Make sure at this point that the tensioner is locked in the full loose position (as far to the exhaust side of the motor as it will go) and tighten up the 17mm nut to hold it there.

NOTE: If the tensioner bearing needs to be changed, the spring must be flicked out of its groove by a large flat-blade screwdriver, remove the locking bolt and washer, and don’t
lose the tensioner spacers and hardware.

Refit the tensioner onto the stud, fit the washers and spacers, fit the locking bolt (this is the one with the groove for the spring), to refit the tension spring, use a large screwdriver with a notch in the blade to lever it back into position
Now slip the new belt over the crankshaft sprocket, then past the auxiliary shaft. The timing mark on the auxiliary shaft gear, should be at approx. 1:00 or so. If it's not, then it can just
be turned to that position. It needs to be aligned so that the fuel pump cam at the end of the auxiliary shaft can’t hit the con rod of number two, which will cause damage. This is true of
all DOHC engines with the fuel pump lobe on the aux. shaft.
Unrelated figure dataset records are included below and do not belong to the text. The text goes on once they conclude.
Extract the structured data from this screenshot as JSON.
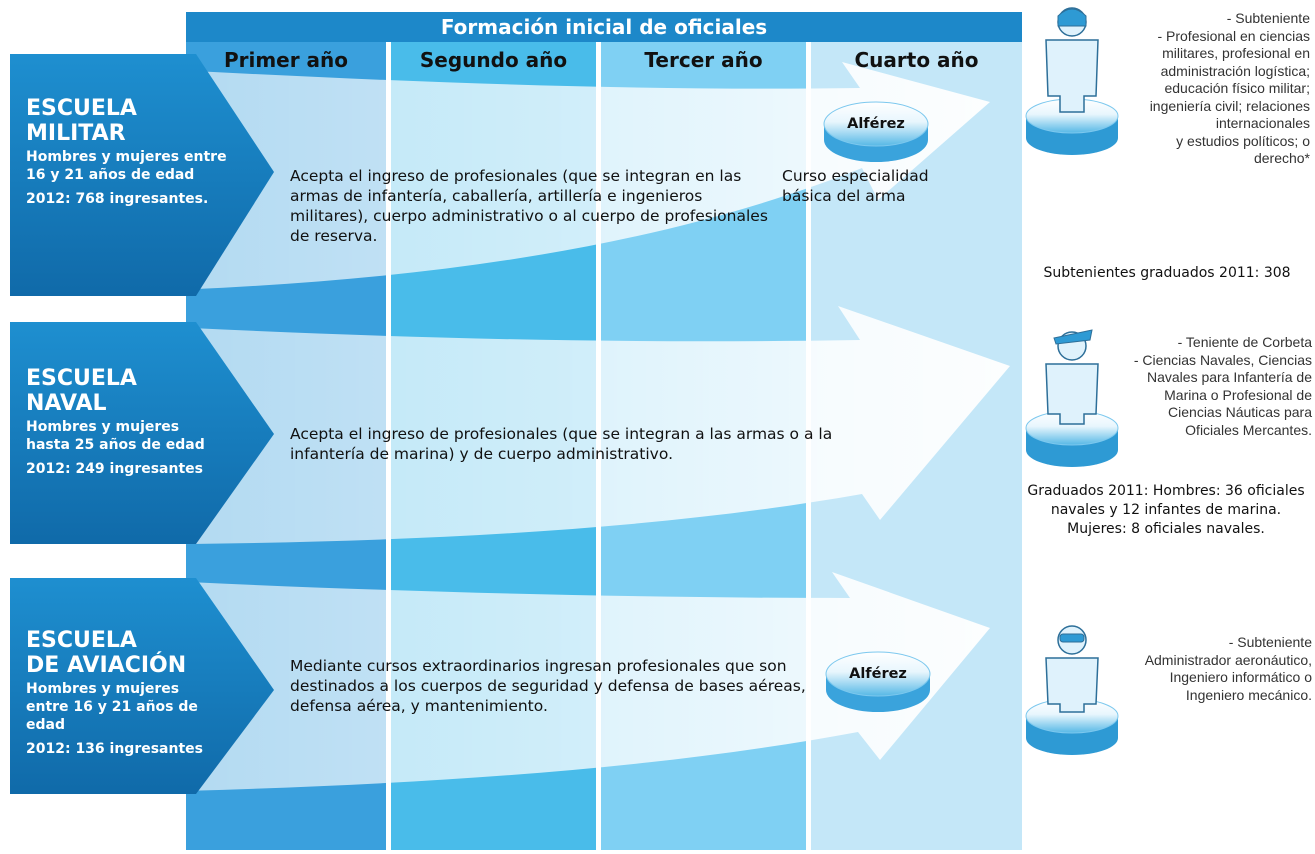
{
  "title": "Formación inicial de oficiales",
  "columns": [
    "Primer año",
    "Segundo año",
    "Tercer año",
    "Cuarto año"
  ],
  "schools": [
    {
      "name_lines": [
        "ESCUELA",
        "MILITAR"
      ],
      "eligibility": "Hombres y mujeres entre 16 y 21 años de edad",
      "intake": "2012: 768 ingresantes.",
      "admission": "Acepta el ingreso de profesionales (que se integran en las armas de infantería, caballería, artillería e ingenieros militares), cuerpo administrativo o al cuerpo de profesionales de reserva.",
      "badge": "Alférez",
      "course": "Curso especialidad básica del arma",
      "outcome": "- Subteniente\n- Profesional en ciencias militares, profesional en administración logística; educación físico militar; ingeniería civil; relaciones internacionales\ny estudios políticos; o derecho*",
      "graduates": "Subtenientes graduados 2011: 308"
    },
    {
      "name_lines": [
        "ESCUELA",
        "NAVAL"
      ],
      "eligibility": "Hombres y mujeres hasta 25 años de edad",
      "intake": "2012: 249 ingresantes",
      "admission": "Acepta el ingreso de profesionales (que se integran a las armas o a la infantería de marina) y de cuerpo administrativo.",
      "outcome": "-  Teniente de Corbeta\n- Ciencias Navales, Ciencias Navales para Infantería de Marina o Profesional de Ciencias Náuticas para Oficiales Mercantes.",
      "graduates": "Graduados 2011: Hombres: 36 oficiales navales y 12 infantes de marina. Mujeres: 8 oficiales navales."
    },
    {
      "name_lines": [
        "ESCUELA",
        "DE AVIACIÓN"
      ],
      "eligibility": "Hombres y mujeres entre 16 y 21 años de edad",
      "intake": "2012: 136 ingresantes",
      "admission": "Mediante cursos extraordinarios ingresan profesionales que son destinados a los cuerpos de seguridad y defensa de bases aéreas, defensa aérea, y mantenimiento.",
      "badge": "Alférez",
      "outcome": "- Subteniente\nAdministrador aeronáutico, Ingeniero informático o Ingeniero mecánico."
    }
  ],
  "colors": {
    "title_bar": "#1d88c9",
    "school_block": "#1b7fbf",
    "col1": "#3aa0dd",
    "col2": "#49bcea",
    "col3": "#7fd0f3",
    "col4": "#c4e7f8"
  }
}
Next, slip the belt around the tensioner and up and around the exhaust cam gear.

The next step is to slip the belt over the intake cam gear. The teeth may line straight up, they may not, so, if needed, rotate the cam gear slightly with a 19mm wrench to allow the
belt to slip on.

Now that the belt's back in place, the real fun begins.

NOTE: The slack in the belt needs to end up on the tensioner side of the motor, or else when the motor is turned the cam/crank phase can be end up being out.
Loosen the tensioner nut again and the tensioner will spring across to the intake side of the motor. Using a large flat blade screwdriver between the water pump and the back of
the tensioner, assist the tensioner to move, (THEN REMOVE THE SCREWDRIVER AND PLACE IT ON THE GROUND), return to tighten the tensioner 17mm nut. This simply
makes sure the tensioner has moved fully.

Now it's time to slowly turn the engine BY HAND with the 38mm (1.5") socket on the crankshaft.

Turn the engine one full revolution by hand, and REPEAT the previous step to ensure the slack is evenly out of the belt. Rotate the engine fully again by hand and REPEAT tension
procedure again. This takes the slack out of the belt evenly.

Now check that everything is still in phase, you can slip the cover into place to check crank position, the cam gears should line up pretty exactly. If everything is aligned, the job is almost
done. If you think the cam gears are out of phase, then you must repeat the procedure from the beginning and make sure the slack is to the tensioner side of the engine

Tighten the 13mm tensioner hold down bolt,

Reinstall the cover and radiator hose "t" piece (if removed)

Stand back and start the motor. On 1608, 1592, 1756, and 1995cc engines, the ignition timing might need to be checked as the exhaust cam and auxiliary shaft. gears won't necessarily be in the exact same place where they were before.